À ces métiers pénibles et fatigants, qu’on ne regarde pas et qui tiennent pourtant la France à bout de force, s’ajoute une problématique géographique. De l’autre côté du périphérique, les transports ne facilitent pas l’accès à la capitale pour les banlieusards. « Je n’ai pas pu participer à tous les mouvements de grève organisés sur Paris », raconte Lauren. « Habituellement, pour rejoindre la Gare de Nord depuis Fosses, il faut compter une bonne heure en RER D. Alors, les jours de grèves des transports, tu es juste coincé dans ta banlieue si tu n’es pas véhiculé. » Il est tout de même possible de passer outre cette distance d’après Mohamed-Amine : « si manifester n’est pas possible, d’autre moyens le sont : témoigner, participer aux caisses de grèves… ».

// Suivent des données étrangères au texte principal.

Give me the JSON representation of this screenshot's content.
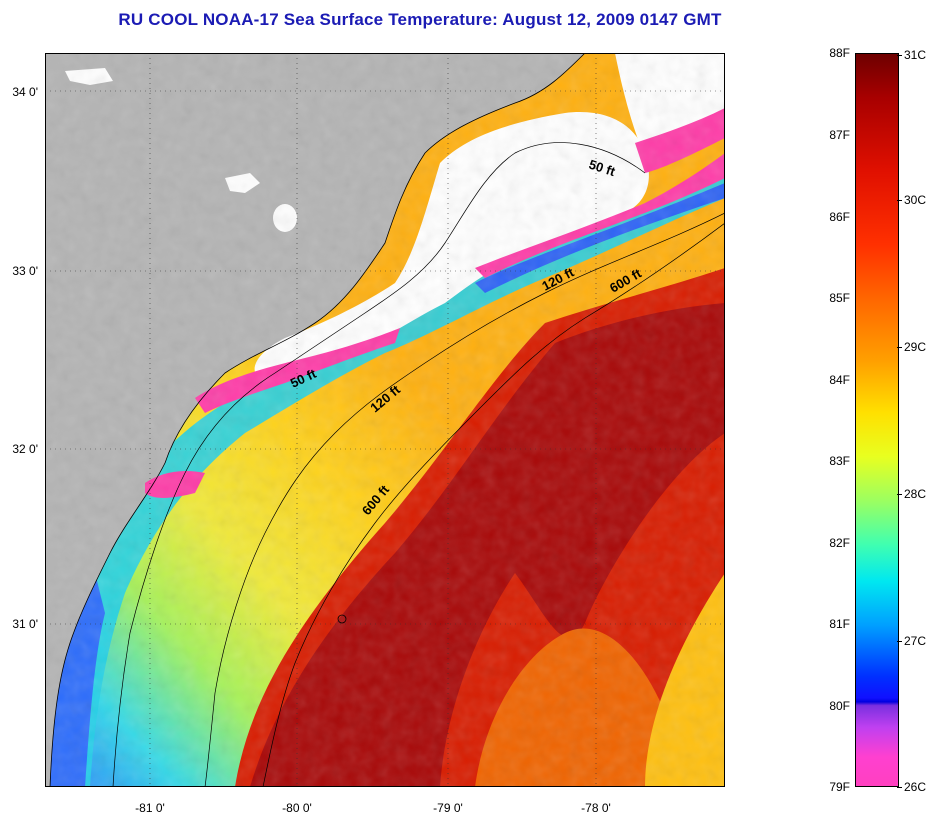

« Où sont les banlieues ? » se questionnait Pascal Praud. Elles sont partout. Elles triment, elles s’organisent et elles manifestent chez elles et à Paris. Comme dans les Yvelines, à Mantes-la-Jolie, où des mobilisations de grévistes se retrouvent localement pour rejoindre ensuite les cortèges parisiens. Quand l’animateur explique que « la France des banlieues ne se mobilise jamais sur les causes politiques », on a affaire à l’expression d’un mépris de classe continuel envers tous les combats sociaux menés au sein des quartiers populaires depuis des décennies.

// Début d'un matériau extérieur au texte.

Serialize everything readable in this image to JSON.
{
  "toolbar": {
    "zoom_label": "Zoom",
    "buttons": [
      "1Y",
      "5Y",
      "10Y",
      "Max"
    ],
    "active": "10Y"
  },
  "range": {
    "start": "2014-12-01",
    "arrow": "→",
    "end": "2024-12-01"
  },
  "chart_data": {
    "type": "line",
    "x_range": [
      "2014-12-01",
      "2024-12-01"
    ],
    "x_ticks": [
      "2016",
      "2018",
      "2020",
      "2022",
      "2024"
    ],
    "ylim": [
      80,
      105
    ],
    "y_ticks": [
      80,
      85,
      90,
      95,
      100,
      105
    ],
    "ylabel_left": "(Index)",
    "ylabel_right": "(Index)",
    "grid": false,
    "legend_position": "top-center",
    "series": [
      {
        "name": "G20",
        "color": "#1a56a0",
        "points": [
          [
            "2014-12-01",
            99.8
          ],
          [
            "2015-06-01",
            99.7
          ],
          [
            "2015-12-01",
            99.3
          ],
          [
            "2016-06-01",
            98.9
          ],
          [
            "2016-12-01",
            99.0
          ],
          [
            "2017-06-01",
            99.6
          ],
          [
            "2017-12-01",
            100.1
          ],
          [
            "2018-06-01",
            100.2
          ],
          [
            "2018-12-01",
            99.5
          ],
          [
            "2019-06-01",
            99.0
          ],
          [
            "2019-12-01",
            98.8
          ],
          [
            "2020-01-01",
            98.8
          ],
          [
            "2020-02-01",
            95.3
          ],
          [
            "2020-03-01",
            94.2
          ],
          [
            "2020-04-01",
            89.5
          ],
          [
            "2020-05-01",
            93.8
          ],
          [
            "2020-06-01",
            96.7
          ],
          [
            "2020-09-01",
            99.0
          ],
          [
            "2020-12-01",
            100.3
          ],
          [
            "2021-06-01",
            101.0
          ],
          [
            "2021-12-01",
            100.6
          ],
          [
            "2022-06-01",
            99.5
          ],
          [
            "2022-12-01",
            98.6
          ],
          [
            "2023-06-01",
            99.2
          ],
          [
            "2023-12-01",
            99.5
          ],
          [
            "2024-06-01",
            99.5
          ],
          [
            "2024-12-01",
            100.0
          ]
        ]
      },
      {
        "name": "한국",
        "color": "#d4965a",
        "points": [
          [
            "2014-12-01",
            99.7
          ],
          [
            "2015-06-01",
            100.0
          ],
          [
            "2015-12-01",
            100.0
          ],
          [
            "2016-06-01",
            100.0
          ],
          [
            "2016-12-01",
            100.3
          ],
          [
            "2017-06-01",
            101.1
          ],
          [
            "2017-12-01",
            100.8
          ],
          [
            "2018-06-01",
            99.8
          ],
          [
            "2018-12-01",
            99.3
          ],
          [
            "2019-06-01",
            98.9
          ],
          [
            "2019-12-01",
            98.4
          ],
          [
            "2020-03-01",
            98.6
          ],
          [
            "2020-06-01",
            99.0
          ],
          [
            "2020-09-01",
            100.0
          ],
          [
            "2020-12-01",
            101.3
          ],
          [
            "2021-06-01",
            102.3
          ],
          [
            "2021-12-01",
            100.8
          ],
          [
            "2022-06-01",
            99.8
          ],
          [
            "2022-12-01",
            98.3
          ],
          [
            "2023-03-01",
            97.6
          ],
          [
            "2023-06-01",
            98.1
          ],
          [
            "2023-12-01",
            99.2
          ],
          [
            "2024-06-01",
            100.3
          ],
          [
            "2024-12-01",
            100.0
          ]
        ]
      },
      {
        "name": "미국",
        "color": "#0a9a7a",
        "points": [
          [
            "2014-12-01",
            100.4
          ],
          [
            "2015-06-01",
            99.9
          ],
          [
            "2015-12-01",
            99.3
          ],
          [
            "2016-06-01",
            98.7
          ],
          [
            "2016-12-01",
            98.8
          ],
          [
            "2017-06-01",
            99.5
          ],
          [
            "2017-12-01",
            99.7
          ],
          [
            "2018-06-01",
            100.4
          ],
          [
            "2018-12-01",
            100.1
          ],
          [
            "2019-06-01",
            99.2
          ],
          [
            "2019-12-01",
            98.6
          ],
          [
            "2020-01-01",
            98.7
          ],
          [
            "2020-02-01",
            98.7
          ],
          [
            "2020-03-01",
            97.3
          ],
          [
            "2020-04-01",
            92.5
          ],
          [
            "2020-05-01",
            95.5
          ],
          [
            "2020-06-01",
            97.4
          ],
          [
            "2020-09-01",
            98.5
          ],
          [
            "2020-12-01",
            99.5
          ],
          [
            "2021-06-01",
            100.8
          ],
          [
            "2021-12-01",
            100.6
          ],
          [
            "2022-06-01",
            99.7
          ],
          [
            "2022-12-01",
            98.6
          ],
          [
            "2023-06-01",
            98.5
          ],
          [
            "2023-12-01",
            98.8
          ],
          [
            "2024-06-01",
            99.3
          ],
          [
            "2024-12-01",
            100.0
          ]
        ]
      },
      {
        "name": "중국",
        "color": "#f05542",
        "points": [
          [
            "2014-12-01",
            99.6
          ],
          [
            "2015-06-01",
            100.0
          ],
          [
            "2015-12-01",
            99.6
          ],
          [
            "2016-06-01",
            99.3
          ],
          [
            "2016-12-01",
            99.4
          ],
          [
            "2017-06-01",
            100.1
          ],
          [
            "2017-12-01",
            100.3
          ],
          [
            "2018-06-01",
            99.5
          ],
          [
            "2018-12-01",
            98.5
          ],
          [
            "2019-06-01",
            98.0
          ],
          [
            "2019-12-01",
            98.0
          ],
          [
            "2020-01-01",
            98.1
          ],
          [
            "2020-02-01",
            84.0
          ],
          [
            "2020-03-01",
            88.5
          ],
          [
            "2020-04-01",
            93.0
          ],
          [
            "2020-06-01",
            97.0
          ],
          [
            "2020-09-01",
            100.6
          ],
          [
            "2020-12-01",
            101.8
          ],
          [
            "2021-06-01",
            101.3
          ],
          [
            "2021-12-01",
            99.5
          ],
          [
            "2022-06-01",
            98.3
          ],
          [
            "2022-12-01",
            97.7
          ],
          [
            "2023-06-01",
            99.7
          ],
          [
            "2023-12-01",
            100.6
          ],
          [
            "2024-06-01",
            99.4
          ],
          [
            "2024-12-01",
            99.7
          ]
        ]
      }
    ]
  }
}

La distinction émise entre la France dite “blanche” et celle des banlieues, qui serait uniquement composées d’habitants issus de l’immigration, est d’ailleurs un énième raccourci raciste. Dangereux de surcroît, dire que la France des banlieues est forcément non-blanche, représente aussi un moyen pour diviser et mieux stigmatiser des populations. Comme les téléspectateurs de Praud, les banlieusards sont concernés par la réformes. Ils sont jeunes, entrepreneurs, au chômage, en maison de retraite, dans les hôpitaux, à l’usine ou en manifestation. Les banlieues, ce sont des RER et des Transiliens, des cités HLM, des résidences privées et des zones pavillonnaires. Et leurs habitants partagent tous le même souhait que le reste du pays et se battent quotidiennement pour vivre plus dignement ensemble.